At 550 DAT, ‘Fashion’ azalea growth indices were affected by mulch, depth, and P. Crumble-grown plants had larger growth indices compared to pellet-grown plants, and plants grown in the 0.5 depth were larger than those grown in 1 inch. Plants grown with P were larger than those without P.

pH. When P was added to recycled paper, medium solution pH was lower than for no P treatments. Initially (7 DAT), the crumble recycled paper medium solutions had higher pH levels than pelleted; however, by 30 DAT pellet medium solution had a higher pH level than crumble and maintained a higher level throughout the study. The higher pH for pellets is probably due to the density of the pellets themselves, being three times more dense than the crumble. The pH of the waste paper pellets is 6.8 and crumble 7.0. Generally, pH values of the paper treatments with no P were more similar to that of the control than those treatments with P. Medium solution pH gradually became more acidic with all treatments over the course of the study, ranging from 5.6 - 6.6 at 7 DAT to 4.9 - 6.0 at 240 DAT. These levels are within acceptable ranges for container grown nursery crops.

Previous work has shown the addition of P is necessary to alleviate Al toxicity with sensitive bedding plants. Our data show that with container-grown plants additional P was not beneficial for plant growth when recycled paper is used as a non-chemical weed control alternative. While plant quality was not rated, all plants had good foliar color. Repotting the trade gallon container-grown azaleas into 3-gallon containers and reapplying the mulch had no negative effect on azalea growth.

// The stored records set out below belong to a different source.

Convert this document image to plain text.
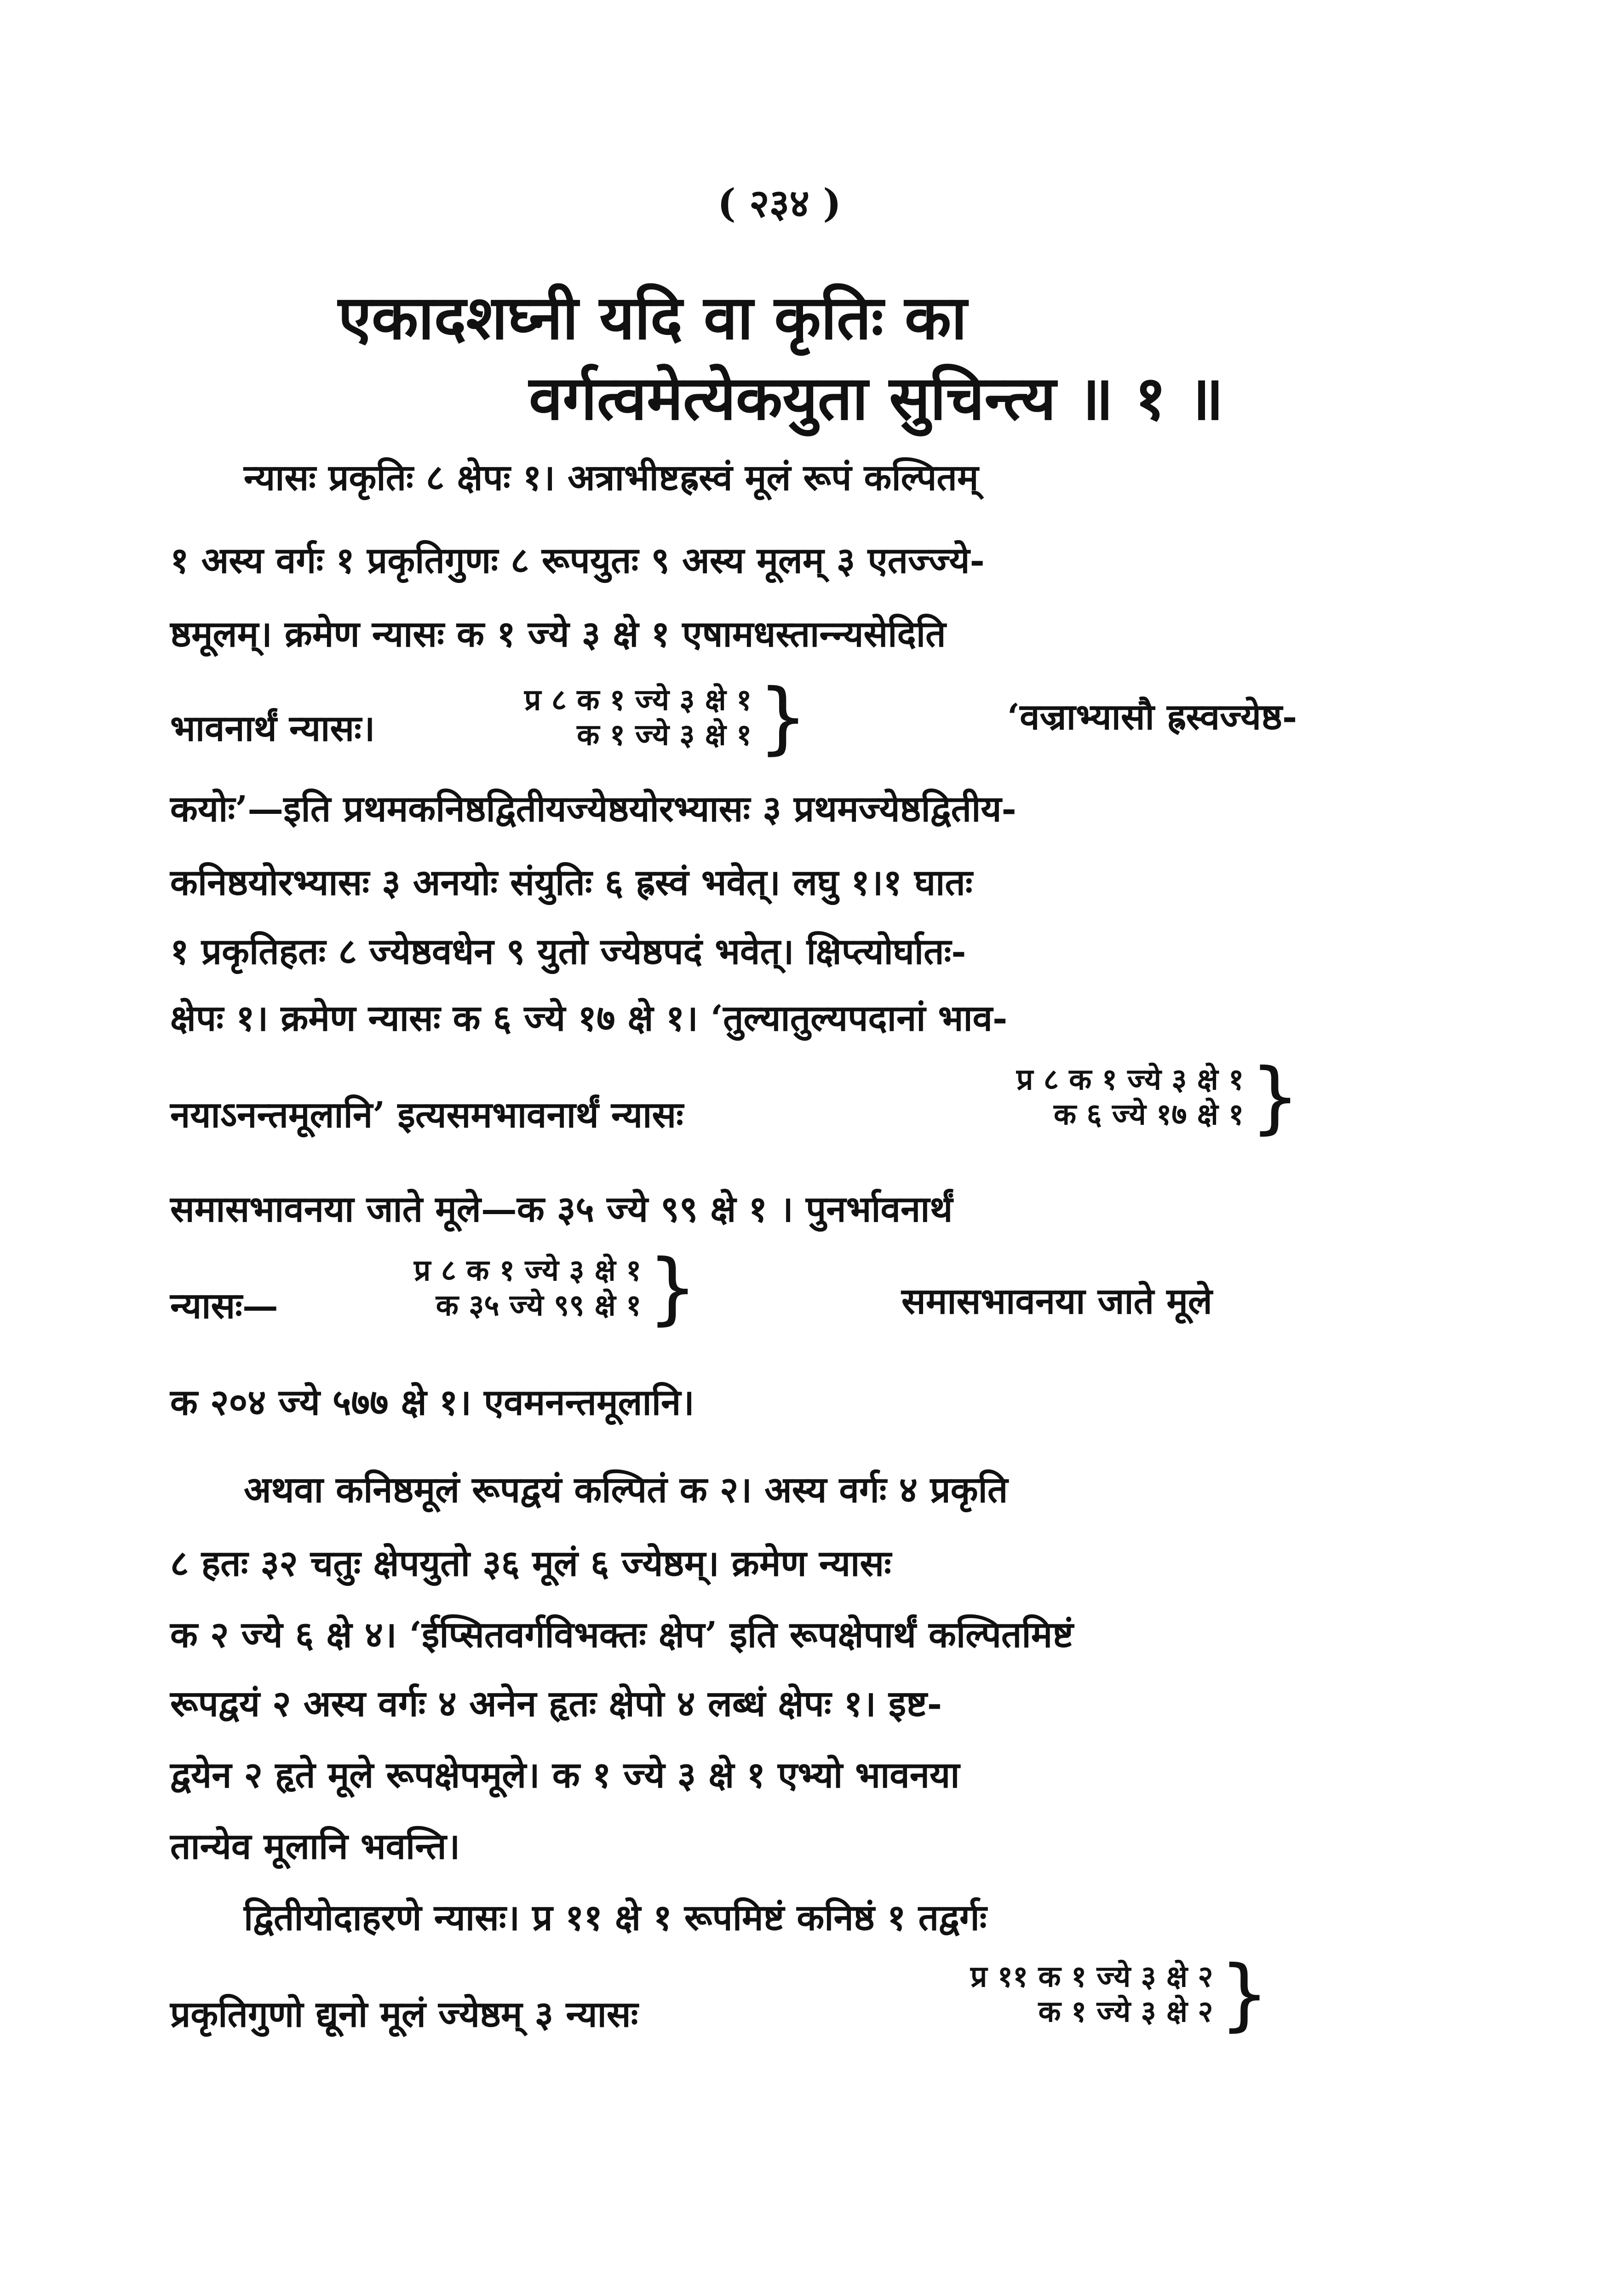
( २३४ )
एकादशघ्नी यदि वा कृतिः का
वर्गत्वमेत्येकयुता सुचिन्त्य ॥ १ ॥
न्यासः प्रकृतिः ८ क्षेपः १। अत्राभीष्टह्रस्वं मूलं रूपं कल्पितम्
१ अस्य वर्गः १ प्रकृतिगुणः ८ रूपयुतः ९ अस्य मूलम् ३ एतज्ज्ये-
ष्ठमूलम्। क्रमेण न्यासः क १ ज्ये ३ क्षे १ एषामधस्तान्न्यसेदिति
भावनार्थं न्यासः।
प्र ८ क १ ज्ये ३ क्षे १
क १ ज्ये ३ क्षे १ }	‘वज्राभ्यासौ ह्रस्वज्येष्ठ-
कयोः’—इति प्रथमकनिष्ठद्वितीयज्येष्ठयोरभ्यासः ३ प्रथमज्येष्ठद्वितीय-
कनिष्ठयोरभ्यासः ३ अनयोः संयुतिः ६ ह्रस्वं भवेत्। लघु १।१ घातः
१ प्रकृतिहतः ८ ज्येष्ठवधेन ९ युतो ज्येष्ठपदं भवेत्। क्षिप्त्योर्घातः-
क्षेपः १। क्रमेण न्यासः क ६ ज्ये १७ क्षे १। ‘तुल्यातुल्यपदानां भाव-
नयाऽनन्तमूलानि’ इत्यसमभावनार्थं न्यासः
प्र ८ क १ ज्ये ३ क्षे १
क ६ ज्ये १७ क्षे १ }
समासभावनया जाते मूले—क ३५ ज्ये ९९ क्षे १ । पुनर्भावनार्थं
न्यासः—
प्र ८ क १ ज्ये ३ क्षे १
क ३५ ज्ये ९९ क्षे १ }	समासभावनया जाते मूले
क २०४ ज्ये ५७७ क्षे १। एवमनन्तमूलानि।
अथवा कनिष्ठमूलं रूपद्वयं कल्पितं क २। अस्य वर्गः ४ प्रकृति
८ हतः ३२ चतुः क्षेपयुतो ३६ मूलं ६ ज्येष्ठम्। क्रमेण न्यासः
क २ ज्ये ६ क्षे ४। ‘ईप्सितवर्गविभक्तः क्षेप’ इति रूपक्षेपार्थं कल्पितमिष्टं
रूपद्वयं २ अस्य वर्गः ४ अनेन हृतः क्षेपो ४ लब्धं क्षेपः १। इष्ट-
द्वयेन २ हृते मूले रूपक्षेपमूले। क १ ज्ये ३ क्षे १ एभ्यो भावनया
तान्येव मूलानि भवन्ति।
द्वितीयोदाहरणे न्यासः। प्र ११ क्षे १ रूपमिष्टं कनिष्ठं १ तद्वर्गः
प्रकृतिगुणो द्यूनो मूलं ज्येष्ठम् ३ न्यासः
प्र ११ क १ ज्ये ३ क्षे २
क १ ज्ये ३ क्षे २ }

Our research shows that recycled waste paper in the pelleted form provides superior weed control compared to the crumble form and that the 1-inch depth is necessary to provide adequate weed control during a growing season. Additionally, two environmental issues are addressed with this product; a reduction in chemical use and an alternative application of a post-consumer by-product that would otherwise be disposed of in landfills.

Effects of Recycled Paper Mulches on Control of Prostrate Spurge Seed in Container-grown Azaleas After Repotting
			‘Girard's Rose’			‘Fashion’
Treatment	Depth (in)	P level (ppm)1	Spurge # 30 DAT2	Spurge # 60 DAT	Fresh wt.3 60 DAT	Spurge # 30 DAT	Spurge # 60 DAT	Fresh wt. 60 DAT
Pellet	0.5	0.0	0.25	2.3	3.1	0.29	2.1	3.5
Pellet	0.5	7.5	0.37	1.4	10.6	0.43	0.86	12.1
Pellet	1.0	0.0	0.0	0.0	0.0	0.0	0.0	0.0
Pellet	1.0	7.5	0.0	0.25	0.03	0.0	0.14	0.01
Crumble	0.5	0.0	1.9	4.0	5.6	1.0	3.0	0.26
Crumble	0.5	7.5	5.0	5.0	23.0	6.2	5.9	26.3
Crumble	1.0	0.0	1.4	2.0	3.5	1.6	2.3	4.0
Crumble	1.0	7.5	2.5	3.6	56.2	2.0	3.1	46.0
Rout 3G4		0.0	0.25	1.6	9.5	0.29	1.9	10.9
Control5		0.0	5.3	8.1	59.1	5.7	8.9	57.6
1Phosphorus source was triple superphosphate: ppm based on weight of recycled paper per pot. 2Days after transplant. 3Measured in grams. 4Rout 3G herbicide applied at 3 pounds active ingredient per acre. 5No mulch applied.